Strain Rate
The 3-D velocity maps derived from the InSAR/GNSS combination have small
spatial scale variations that are associated with hydrological processes
and residual atmospheric error. These models must be smoothed to extract
the underlying tectonic strain rate [e.g., Weiss et al.,2020]. This is accomplished by using a smoothing interpolator that has
constraints from elasticity to couple the two horizontal velocity
components [Haines and Holt, 1993] as implemented in the
program gpsgridder in GMT [Sandwell & Wessel , 2016].
We first subsample both the GNSS and InSAR/GNSS horizontal velocity
fields shown in Fig. 6 at a spacing of 2.5 km resulting in 40,016 2-D
velocity estimates. The gpsgridder algorithm uses singular value
decomposition of the elasticity Greens functions and we select only
those associated with the largest 800 eigenvalues. We then compute the
three horizontal strain rate components from the smoothed horizontal
velocities. The comparison of the GNSS only and InSAR/GNSS for several
components of strain rate (second invariant, maximum shear and
dilatation) are shown in Fig 7.
The San Andreas fault is well delineated by the concentrated high-strain
(> 200 nanostrain/yr). Compared to the prediction of the
GNSS-only strain rate model, the integrated InSAR/GNSS model reveals
larger strain concentration, especially at locations where there is
known surface creep (e.g., creeping section of SAFS and Hayward fault).
Maacama and Bartlett Springs both have much larger strain concentrations
in the InSAR/GNSS model although this may be a consequence of the
assumption that the InSAR deformation is parallel to the GNSS
deformation.

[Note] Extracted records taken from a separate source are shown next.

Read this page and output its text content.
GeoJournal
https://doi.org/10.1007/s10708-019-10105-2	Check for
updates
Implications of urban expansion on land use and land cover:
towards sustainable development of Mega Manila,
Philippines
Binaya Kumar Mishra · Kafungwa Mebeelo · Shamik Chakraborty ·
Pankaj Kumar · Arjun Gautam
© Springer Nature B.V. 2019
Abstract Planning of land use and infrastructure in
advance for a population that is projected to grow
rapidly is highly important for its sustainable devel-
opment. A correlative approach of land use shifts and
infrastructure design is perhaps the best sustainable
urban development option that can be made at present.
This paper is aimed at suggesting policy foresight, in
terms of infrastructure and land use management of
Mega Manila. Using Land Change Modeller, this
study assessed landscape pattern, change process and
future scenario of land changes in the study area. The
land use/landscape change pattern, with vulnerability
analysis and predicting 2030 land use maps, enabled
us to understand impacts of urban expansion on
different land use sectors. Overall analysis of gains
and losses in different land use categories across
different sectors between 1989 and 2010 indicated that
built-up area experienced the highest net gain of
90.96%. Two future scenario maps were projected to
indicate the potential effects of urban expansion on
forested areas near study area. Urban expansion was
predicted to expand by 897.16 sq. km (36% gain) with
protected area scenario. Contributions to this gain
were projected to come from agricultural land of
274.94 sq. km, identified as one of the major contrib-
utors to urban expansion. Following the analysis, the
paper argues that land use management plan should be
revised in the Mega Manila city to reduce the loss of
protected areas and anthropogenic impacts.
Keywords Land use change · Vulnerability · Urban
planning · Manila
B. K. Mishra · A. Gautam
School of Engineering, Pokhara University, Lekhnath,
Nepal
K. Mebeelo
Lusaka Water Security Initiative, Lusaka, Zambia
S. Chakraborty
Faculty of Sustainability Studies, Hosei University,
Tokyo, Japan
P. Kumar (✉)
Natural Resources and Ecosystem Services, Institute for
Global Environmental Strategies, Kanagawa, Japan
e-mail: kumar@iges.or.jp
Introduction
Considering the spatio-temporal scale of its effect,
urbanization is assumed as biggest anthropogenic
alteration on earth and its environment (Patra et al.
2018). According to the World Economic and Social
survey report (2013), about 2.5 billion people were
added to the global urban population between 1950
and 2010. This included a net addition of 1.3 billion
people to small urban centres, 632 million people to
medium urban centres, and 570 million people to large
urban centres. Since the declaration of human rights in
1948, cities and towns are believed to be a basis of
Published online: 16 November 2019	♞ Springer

Dilatational strain predicted by the integrated InSAR/GNSS
model shows extension in the Central Valley associated with the
subsidence from groundwater extraction. The shear component is also
larger in areas of known hydrological signals. There is a prominent
shear strain anomaly in the InSAR/GNSS strain rate maps (Fig. 7e, f)
that is to the east of and parallel to the creeping section. However,
there is not enough GNSS data in the region to determine if this is a
real strain-rate anomaly or artifact from the interpolation approach.
Overall, the strain is more widely distributed in the integrated
InSAR/GNSS model, with significant components being off-fault. The
remaining questions are how much of these are from tectonic motion and
how much from hydrological activities, and whether these off-fault
components are steady over time or just transients. Answering these will
be the key leading to accurate assessment of the strain/moment
accumulation and the associated seismic hazards.